Wang Zuo’nun gözbebekleri küçüldü ve şaşkınlıkla bağırdı: “Ejderha Klanı! Vermilyon Kuş Klanı! Ruh yarışı! Bu… Bu nasıl mümkün olabilir?”
Sadece üç büyük Yüce Hegemon olan Long Jian, Luan Qinghe ve Imperishable’ın doğrudan savaşa katılarak Wang Zuo ve Bloodsky’ye karşı anında bir kıskaç saldırısı oluşturduğunu görmek içindi.
Bu üç kişi kıdemli Yüce Hegemonlardı ve güçleri anlaşılmazdı.
Savaş güçleri bu iki acemi Wang Zuo ve Bloodsky’den çok daha güçlüydü.
Zhuo Bufan da bu sahneye inanılmaz bir şokla baktı. Bu sahne gerçekten gökten inen göksel askerlerdi!

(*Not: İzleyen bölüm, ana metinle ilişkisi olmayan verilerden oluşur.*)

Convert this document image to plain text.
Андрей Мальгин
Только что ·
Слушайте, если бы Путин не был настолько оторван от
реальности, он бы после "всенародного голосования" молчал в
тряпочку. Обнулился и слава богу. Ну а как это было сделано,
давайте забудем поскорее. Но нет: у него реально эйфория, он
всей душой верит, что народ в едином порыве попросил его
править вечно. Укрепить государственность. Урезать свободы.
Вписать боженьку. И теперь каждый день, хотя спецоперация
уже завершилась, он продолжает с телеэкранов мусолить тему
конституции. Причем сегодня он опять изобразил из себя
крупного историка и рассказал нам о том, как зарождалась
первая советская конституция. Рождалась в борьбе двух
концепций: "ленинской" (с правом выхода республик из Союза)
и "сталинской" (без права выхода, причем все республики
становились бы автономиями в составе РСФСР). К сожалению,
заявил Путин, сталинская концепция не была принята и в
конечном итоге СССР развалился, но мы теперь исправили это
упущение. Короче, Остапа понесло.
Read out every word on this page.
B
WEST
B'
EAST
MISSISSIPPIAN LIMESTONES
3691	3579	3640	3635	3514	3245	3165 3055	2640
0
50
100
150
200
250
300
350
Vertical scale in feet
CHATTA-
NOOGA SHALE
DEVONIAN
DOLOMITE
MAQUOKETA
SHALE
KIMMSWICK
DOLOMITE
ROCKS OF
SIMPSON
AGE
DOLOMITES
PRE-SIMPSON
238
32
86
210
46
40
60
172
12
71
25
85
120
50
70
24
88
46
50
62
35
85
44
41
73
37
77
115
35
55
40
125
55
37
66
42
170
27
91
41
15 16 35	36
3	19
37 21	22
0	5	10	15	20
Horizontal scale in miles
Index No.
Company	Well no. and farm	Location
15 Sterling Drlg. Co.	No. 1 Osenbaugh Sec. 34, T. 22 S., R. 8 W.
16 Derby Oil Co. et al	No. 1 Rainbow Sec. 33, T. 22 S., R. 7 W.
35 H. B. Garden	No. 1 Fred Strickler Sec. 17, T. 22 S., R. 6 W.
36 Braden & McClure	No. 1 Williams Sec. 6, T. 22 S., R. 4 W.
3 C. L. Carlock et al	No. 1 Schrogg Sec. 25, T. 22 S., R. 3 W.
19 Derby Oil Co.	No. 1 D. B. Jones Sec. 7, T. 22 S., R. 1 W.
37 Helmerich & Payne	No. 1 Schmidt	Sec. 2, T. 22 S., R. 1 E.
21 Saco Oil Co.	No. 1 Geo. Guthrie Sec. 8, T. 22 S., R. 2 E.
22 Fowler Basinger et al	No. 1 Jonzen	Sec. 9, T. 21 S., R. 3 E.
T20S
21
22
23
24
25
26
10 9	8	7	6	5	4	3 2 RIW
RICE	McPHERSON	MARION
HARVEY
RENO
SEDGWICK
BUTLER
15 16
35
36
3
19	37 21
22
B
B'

Üç Yüce Hegemon’un Grand Brightjade Tam Cennet’e inip kan yarışına direnmelerine yardım edeceğini kim düşünebilirdi?’
Böyle bir şeyi düşünmeye bile cesaret edemiyordu.
Ama gerçekten oldu.
“Hahaha …”
Hegemon Cloudmount aniden gülmeye başladı!
Mutluydu!
Gerçekten çok mutluydu!
Ye Yuan’ı gördüğü o an, bu hayatta artık hiçbir pişmanlığın kalmadığını hissetti!